20h12 CET
26/11/2024
Une décision sur un éventuel non-lieu pour Hugo Auradou et Oscar Jegou, les deux rugbymen français inculpés de viol aggravé en Argentine il y a près de cinq mois, a été mise en délibéré mardi. L'attente ne devrait pas dépasser deux à trois semaines.
A l'issue d'une deuxième journée d'audience à huis clos au pôle judiciaire de Mendoza (ouest), les avocats des parties ont indiqué à la presse que la juge Eleonora Arenas, qui présidait les débats, a remis sa décision à plus tard. Ils l'ont même invitée à "prendre son temps", ont-ils dit.

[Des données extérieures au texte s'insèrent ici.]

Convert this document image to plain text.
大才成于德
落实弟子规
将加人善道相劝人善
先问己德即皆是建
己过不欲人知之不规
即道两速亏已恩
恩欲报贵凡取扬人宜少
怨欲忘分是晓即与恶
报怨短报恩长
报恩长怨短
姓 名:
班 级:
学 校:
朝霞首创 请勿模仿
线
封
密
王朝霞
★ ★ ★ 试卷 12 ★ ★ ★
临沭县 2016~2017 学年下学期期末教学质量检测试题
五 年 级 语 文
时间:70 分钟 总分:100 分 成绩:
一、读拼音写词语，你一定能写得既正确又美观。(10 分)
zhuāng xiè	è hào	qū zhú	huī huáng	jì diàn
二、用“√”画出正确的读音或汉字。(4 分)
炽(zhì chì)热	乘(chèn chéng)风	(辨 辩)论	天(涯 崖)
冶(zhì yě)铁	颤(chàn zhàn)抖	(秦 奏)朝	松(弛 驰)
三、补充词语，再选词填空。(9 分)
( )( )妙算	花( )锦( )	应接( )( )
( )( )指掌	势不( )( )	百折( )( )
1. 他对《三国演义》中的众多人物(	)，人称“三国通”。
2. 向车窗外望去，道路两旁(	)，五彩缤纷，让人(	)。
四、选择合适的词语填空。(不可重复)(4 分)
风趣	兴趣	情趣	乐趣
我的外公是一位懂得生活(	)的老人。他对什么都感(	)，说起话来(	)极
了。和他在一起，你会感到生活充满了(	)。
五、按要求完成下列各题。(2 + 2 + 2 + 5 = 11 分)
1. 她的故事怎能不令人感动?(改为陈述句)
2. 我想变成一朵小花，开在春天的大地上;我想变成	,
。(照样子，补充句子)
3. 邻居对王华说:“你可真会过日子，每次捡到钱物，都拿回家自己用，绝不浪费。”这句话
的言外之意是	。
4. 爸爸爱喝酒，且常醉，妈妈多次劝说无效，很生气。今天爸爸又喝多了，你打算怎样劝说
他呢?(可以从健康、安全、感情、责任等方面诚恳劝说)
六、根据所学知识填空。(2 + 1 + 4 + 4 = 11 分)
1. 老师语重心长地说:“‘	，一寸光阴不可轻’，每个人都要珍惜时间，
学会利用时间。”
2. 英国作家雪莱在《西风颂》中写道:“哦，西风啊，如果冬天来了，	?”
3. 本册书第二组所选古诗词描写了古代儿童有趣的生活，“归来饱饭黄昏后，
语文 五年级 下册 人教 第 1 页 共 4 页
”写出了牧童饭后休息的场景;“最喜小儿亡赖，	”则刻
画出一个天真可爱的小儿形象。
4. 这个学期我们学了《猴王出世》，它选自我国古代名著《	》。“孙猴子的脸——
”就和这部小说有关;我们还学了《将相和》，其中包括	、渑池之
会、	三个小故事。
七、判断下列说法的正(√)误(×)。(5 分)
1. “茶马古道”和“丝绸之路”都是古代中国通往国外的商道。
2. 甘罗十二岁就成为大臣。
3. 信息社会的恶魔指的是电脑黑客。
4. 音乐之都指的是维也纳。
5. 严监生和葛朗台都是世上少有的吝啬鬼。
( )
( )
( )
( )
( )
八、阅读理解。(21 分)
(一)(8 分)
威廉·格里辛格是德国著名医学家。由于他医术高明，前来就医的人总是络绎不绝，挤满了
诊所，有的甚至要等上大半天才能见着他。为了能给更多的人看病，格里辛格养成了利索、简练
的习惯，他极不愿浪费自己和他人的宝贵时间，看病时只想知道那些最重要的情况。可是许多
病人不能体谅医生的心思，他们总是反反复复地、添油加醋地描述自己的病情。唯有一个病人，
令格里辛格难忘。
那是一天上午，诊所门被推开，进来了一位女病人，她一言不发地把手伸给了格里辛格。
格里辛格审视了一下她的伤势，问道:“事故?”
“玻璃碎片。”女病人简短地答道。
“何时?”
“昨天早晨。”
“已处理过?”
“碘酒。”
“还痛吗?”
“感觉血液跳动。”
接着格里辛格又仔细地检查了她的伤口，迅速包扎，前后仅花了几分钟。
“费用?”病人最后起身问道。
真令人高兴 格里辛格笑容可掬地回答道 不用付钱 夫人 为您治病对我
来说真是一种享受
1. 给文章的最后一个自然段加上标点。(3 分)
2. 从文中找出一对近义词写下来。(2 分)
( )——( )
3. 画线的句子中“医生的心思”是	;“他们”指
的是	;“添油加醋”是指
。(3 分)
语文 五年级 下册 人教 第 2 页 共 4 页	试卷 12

La juge "décidera du résultat, et prendra (les) quelques jours nécessaires. C'est un cas compliqué", a déclaré Rafael Cuneo Libarona, avocat des joueurs. Elle "n'a pas dit" combien de temps elle prendrait pour rendre sa décision, a-t-il précisé. "Elle doit tout analyser. (...) Qu'elle prenne son temps."
Selon une source judiciaire à Mendoza consultée par l'AFP, la juge a jusqu'à 15 jours ouvrables pour rendre sa décision.
Après les exposés lundi du parquet, qui a requis le non-lieu, c'est-à-dire l'abandon des poursuites contre les joueurs, puis de leurs avocats, c'est Natacha Romano, avocate de la plaignante, une Argentine de 39 ans, qui plaidait mardi.
"Nous avons demandé le rejet total (du non-lieu), arguant avant tout qu'il y a des preuves de production (du délit), et qu'il faut continuer d'enquêter", a déclaré Me Romano à la presse à l'issue de l'audience.
Sa cliente "souhaitait être présente (à l'audience) mais son état de santé ne l'a pas permis", sur la base de recommandations psychiatriques, a-t-elle ajouté. Elle vit "un terrible mélange de sensations dans cette affaire", mais demeure "convaincue de sa vérité".
Me Romano a dit avoir demandé à la juge "qu'elle prenne tout le temps nécessaire", notamment pour "écouter dans leur totalité les 23 messages audios" figurant au dossier, entre la plaignante et une amie en particulier. Dont certains avaient fuité dans la presse.
- Versions radicalement opposées -
La défense des joueurs estime que ces échanges, survenus peu après les faits, trahissent l'existence d'un consentement, ce que conteste fermement celle de la plaignante.
Me Romano a dit "avoir confiance dans l'évaluation" de la juge Arenas, dont elle avait pourtant demandé la récusation, une demande finalement déboutée.
Me Cuneo Libarona a pour sa part estimé que la défense des joueurs a "pas à pas démontré l'innocence" de MM. Auradou et Jegou. "Ce délit n'a pas existé, nous n'avons aucun doute", a-t-il insisté, en raison de "l'existence de consentement", mais aussi de "la quantité de contradictions" de la plaignante.
"Il faut protéger les femmes, celles qui ont réellement été agressées" sexuellement, s'est-il emporté. Pas une "aventure judiciaire comme ce dossier".
Depuis près de cinq mois, Hugo Auradou et Oscar Jegou, 21 ans, sont inculpés de viol aggravé car commis en réunion, pour des faits présumés survenus dans la nuit du 6 au 7 juillet dans un hôtel de Mendoza, où le XV de France venait de jouer un test-match contre l'Argentine, suivi d'une "troisième mi-temps".
Tous deux affirment depuis le début que les relations sexuelles avec la plaignante, rencontrée en boîte de nuit, étaient consenties et sans violence.
L'avocate de la plaignante a dénoncé en revanche un viol avec "violence terrible", dans une affaire qui a vu s'opposer deux versions radicalement opposées des faits, hormis une convergence sur la réalité des actes sexuels et d'un contexte alcoolisé.
Rendre la justice "est difficile quand l'un dit blanc et l'autre dit noir", a commenté Me Cuneo mardi.
Revenus en France début septembre après le feu vert de la justice argentine - le parquet estimait alors que l'accusation avait "perdu de sa force" -, MM. Auradou et Jegou ont repris le cours de leur carrière professionnelle en Top 14: dès octobre pour Auradou avec Pau, novembre pour Jegou avec La Rochelle. Tous deux ont joué le week-end dernier.
Mais pour un éventuel retour en équipe de France, le président de la Fédération Florian Grill a été très clair en affirmant qu'ils ne rejoueraient pas "tant qu'il n'y a pas de non-lieu".